Los
judíos hablaban con orgullo de la Ley de Moisés. Según la tradición,
Dios mismo la había regalado a su pueblo. Era lo mejor que habían
recibido de él. En esa Ley se encierra la voluntad del único Dios
verdadero. Ahí pueden encontrar todo lo que necesitan para ser fieles a
Dios.
También para Jesús la Ley es importante, pero ya no ocupa el lugar
central. Él vive y comunica otra experiencia: está llegando el reino de
Dios; el Padre está buscando abrirse camino entre nosotros para hacer un
mundo más humano. No basta quedarnos con cumplir la Ley de Moisés. Es
necesario abrirnos al Padre y colaborar con él en hacer una vida más
justa y fraterna.
Por eso, según Jesús, no basta cumplir
la ley que ordena “No matarás”. Es necesario, además, arrancar de
nuestra vida la agresividad, el desprecio al otro, los insultos o las
venganzas. Aquel que no mata, cumple la ley, pero si no se libera de la
violencia, en su corazón no reina todavía ese Dios que busca construir
con nosotros una vida más humana.
Según algunos observadores, se está extendiendo en la sociedad
actual un lenguaje que refleja el crecimiento de la agresividad. Cada
vez son más frecuentes los insultos ofensivos proferidos solo para
humillar, despreciar y herir. Palabras nacidas del rechazo, el
resentimiento, el odio o la venganza.
Por otra parte, las conversaciones están a menudo tejidas de palabras
injustas que reparten condenas y siembran sospechas. Palabras dichas sin
amor y sin respeto, que envenenan la convivencia y hacen daño. Palabras
nacidas casi siempre de la irritación, la mezquindad o la bajeza.

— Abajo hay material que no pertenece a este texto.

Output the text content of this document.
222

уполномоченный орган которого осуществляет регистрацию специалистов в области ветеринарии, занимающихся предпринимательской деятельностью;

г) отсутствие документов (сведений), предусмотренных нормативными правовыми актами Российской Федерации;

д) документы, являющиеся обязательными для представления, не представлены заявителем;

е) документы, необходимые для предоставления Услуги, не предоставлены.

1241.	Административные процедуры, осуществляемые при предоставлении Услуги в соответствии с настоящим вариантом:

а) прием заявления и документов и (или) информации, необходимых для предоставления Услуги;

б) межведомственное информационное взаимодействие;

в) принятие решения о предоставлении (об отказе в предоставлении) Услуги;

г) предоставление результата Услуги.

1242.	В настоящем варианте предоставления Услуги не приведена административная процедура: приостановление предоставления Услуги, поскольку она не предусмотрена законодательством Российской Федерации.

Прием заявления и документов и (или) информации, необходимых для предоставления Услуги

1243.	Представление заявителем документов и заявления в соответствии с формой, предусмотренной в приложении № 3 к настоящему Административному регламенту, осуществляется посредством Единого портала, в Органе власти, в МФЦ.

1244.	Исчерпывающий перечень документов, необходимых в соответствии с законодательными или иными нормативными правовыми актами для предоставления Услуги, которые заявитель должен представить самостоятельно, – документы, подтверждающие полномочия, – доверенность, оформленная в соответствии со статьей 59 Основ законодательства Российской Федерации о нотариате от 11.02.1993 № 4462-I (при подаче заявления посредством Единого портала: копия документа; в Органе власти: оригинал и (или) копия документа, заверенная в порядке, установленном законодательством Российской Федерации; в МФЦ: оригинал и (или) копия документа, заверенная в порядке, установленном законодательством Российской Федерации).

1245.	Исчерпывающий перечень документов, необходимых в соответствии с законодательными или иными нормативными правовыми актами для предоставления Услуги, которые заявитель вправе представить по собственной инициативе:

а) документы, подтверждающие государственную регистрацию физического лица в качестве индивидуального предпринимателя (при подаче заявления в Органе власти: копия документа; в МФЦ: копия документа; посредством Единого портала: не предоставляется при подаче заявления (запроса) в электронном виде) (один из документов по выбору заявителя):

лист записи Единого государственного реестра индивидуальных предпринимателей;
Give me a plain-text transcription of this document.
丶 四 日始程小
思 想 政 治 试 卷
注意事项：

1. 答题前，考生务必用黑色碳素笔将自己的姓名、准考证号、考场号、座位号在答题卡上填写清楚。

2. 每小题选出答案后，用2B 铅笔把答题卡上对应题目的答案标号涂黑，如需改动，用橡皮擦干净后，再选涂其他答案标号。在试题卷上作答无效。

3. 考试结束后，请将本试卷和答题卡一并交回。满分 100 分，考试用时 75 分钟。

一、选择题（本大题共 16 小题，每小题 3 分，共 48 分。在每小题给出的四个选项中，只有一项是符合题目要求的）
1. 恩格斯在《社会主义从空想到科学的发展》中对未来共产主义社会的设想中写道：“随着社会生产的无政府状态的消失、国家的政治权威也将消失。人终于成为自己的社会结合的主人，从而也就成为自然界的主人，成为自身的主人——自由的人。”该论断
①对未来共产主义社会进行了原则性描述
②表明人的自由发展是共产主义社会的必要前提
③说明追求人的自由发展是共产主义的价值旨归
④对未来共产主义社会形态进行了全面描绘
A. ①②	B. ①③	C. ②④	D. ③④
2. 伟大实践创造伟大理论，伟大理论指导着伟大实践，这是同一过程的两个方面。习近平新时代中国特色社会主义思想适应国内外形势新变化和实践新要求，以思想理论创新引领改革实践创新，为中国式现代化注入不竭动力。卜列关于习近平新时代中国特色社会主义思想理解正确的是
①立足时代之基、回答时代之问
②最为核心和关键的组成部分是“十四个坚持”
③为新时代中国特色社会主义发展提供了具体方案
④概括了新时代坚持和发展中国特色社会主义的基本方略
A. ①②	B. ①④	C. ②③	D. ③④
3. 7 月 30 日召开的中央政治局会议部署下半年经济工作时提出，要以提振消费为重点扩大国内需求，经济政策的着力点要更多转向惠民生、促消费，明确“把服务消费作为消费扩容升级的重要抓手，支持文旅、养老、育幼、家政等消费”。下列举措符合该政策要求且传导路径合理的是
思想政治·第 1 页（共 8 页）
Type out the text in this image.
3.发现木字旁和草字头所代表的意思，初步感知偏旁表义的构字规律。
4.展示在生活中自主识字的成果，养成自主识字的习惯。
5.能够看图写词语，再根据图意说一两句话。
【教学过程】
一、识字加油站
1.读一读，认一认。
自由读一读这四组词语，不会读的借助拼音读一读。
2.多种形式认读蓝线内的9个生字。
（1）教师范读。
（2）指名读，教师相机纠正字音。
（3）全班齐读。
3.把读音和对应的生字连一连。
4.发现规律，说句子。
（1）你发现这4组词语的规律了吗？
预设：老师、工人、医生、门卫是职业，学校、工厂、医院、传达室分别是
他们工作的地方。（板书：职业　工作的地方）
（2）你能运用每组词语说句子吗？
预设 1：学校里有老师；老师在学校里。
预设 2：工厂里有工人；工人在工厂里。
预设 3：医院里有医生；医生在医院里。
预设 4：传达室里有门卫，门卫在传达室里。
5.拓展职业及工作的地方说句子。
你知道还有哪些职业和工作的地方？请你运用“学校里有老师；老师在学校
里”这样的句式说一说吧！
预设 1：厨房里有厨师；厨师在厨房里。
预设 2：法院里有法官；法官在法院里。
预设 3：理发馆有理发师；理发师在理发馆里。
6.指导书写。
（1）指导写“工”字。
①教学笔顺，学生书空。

No es este un hecho que se da solo en la convivencia social. Es
también un grave problema en la Iglesia actual. El Papa Francisco sufre
al ver divisiones, conflictos y enfrentamientos de “cristianos en guerra
contra otros cristianos”. Es un estado de cosas tan contrario al
Evangelio que ha sentido la necesidad de dirigirnos una llamada urgente:
“No a la guerra entre nosotros”.
Así habla el Papa: “Me duele comprobar cómo en algunas comunidades
cristianas, y aún entre personas consagradas, consentimos diversas
formas de odios, calumnias, difamaciones, venganzas, celos, deseos de
imponer las propias ideas a costa de cualquier cosa, y hasta
persecuciones que parecen una implacable caza de brujas. ¿A quién vamos a
evangelizar con esos comportamientos?”. El Papa quiere trabajar por una
Iglesia en la que “todos puedan admirar cómo os cuidáis unos a otros,
cómo os dais aliento mutuamente y cómo os acompañáis”.